Prevent this: make life easier for the client and yourself at the same time
So, in the previous article, we started working with messages in the product, which allows you to quickly and accurately find out what errors and warnings the user most often sees. Which, in particular, allows you to catch and fix problems that are difficult to reproduce on a command, such as timeouts or abuse of the Cancel button. In the same article, we will talk about how to convey to the user also a solution to the problem before he contacts technical support - good, for this we need very little: the existing message registry, knowledge base and one small change in the GUI.Point one: we are finalizing the message registry
Participants: analyst, chief knowledge base.
Suppose that we built the message registry the previous time, and now all of our APP_ERR and APP_WARN are arranged in orderly rows in Excel. For each of the messages we generate a link of the form yourdomain.com/app_err_1 and beyond. Then we catch the person responsible for the knowledge base and ask what he can offer us. As the practice of our company has shown, approximately 70% of messages are closed by existing articles written on the basis of technical support calls. You will have to think about the rest, but, as a rule, there is something to say for each warning or error.
So, another column is added to the list of posts with brief descriptions of the context and our brand new links: links to relevant articles.
Point Two: Implementation
Participants: analyst, product programmer, head of the web server.
Time to put both sets of links into action. One of them, which is yourdomain.com/app_err_1, is inserted into the actual messages from the product - under the words “Read more”, for example, or “Help me fix the problem”. The second set - real links to articles - will work as a redirect for the first, under which there are no real pages on the server.
Why are we doing this
It is unlikely that any of the users will decide to have fun reading articles from the knowledge base just to take something on a winter evening. As a rule, technical documentation comes into play when something has already happened or is already incomprehensible. Providing a link to the article directly in the context of what happened, we help a person understand what is happening without unnecessary efforts and search first for the knowledge base, and then for the knowledge base. Moreover, choosing an article for each specific message, we can direct the user to the optimal solution from the existing ones.
Why do we do it like this
A system with two links and a redirect between them completely relieves us of binding to the GUI - to assemblies, releases, localizations, and other slow things. It is much easier to have a set of static links in the interface, under which any necessary article is dynamically attached.

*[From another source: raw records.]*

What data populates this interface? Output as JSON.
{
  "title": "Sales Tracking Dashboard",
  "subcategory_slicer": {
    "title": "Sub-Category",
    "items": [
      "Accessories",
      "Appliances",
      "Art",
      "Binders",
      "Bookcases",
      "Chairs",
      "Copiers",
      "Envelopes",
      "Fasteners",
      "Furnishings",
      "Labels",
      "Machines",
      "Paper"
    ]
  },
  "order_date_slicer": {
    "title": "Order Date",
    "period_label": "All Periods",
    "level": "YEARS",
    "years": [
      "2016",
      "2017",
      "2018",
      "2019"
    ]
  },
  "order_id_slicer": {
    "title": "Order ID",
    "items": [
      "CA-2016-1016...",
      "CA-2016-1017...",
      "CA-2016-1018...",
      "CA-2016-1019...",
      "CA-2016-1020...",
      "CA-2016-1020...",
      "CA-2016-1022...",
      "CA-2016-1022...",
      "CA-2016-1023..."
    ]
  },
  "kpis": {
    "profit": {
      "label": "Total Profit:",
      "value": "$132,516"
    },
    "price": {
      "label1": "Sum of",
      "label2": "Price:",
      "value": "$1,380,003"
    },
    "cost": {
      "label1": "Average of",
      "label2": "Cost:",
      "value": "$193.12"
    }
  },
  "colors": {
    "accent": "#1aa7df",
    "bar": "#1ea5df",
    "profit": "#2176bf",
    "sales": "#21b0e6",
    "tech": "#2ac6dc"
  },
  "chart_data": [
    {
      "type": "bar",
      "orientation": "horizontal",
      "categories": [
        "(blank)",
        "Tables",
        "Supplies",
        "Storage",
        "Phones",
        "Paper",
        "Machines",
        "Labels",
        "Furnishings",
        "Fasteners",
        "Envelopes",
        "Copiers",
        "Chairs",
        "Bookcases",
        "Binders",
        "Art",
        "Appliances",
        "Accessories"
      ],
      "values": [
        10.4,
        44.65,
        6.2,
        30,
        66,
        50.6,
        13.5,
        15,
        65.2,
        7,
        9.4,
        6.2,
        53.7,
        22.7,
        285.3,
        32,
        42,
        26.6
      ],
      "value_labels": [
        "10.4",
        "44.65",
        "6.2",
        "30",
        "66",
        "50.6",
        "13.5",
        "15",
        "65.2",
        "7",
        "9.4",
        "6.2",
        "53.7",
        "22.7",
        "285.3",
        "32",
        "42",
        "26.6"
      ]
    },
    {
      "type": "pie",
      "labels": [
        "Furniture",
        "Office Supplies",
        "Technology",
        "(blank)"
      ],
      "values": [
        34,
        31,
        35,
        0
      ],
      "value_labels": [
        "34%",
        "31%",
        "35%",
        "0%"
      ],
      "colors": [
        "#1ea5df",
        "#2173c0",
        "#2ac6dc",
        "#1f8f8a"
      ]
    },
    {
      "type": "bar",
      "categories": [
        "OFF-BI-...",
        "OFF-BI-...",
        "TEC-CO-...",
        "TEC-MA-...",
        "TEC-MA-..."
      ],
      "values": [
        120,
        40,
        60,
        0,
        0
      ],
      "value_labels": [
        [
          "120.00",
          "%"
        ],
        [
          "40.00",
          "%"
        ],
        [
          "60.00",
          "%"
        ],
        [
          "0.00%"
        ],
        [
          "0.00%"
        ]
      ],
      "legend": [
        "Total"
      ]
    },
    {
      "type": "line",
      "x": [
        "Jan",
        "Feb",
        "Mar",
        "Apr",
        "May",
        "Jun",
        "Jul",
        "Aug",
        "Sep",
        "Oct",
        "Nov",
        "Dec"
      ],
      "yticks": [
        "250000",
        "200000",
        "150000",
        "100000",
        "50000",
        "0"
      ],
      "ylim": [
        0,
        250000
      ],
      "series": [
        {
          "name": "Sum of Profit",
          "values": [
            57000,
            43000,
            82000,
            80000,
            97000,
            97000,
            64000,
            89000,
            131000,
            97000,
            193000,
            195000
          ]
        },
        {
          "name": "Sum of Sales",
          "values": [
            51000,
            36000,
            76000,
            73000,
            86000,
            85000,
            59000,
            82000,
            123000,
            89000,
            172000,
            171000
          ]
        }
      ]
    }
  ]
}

The same system is great for emergency notifications. If something in the program went wrong, and a million users in the world receive error number 125 daily from you, with one command on the web server you put a fresh article with repair instructions for yourdomain.com/app_err_125, and technical support sighs with relief. When the problem has exhausted itself, another command on the web server returns its familiar main article to the link.
And further
The use of such a system implies a rather close monitoring of the articles involved in it: since they automatically turn into the most visited, it would be better to keep them in good shape, update, polish and put gloss in every possible way. But the same system helps to do this. Almost all technical support programs allow you to associate articles from knowledge bases with applications from users. After reviewing the applications associated with a particular article, you can understand how and why in this situation the user came to tech support at all: didn’t notice the link? could not apply the described solution? didn't it work? - and take action right there.
Thus, at the cost of a small one-time effort, all participants in the process, from programmers to users, can save a lot of time, money and nerves, as well as make many useful conclusions for themselves.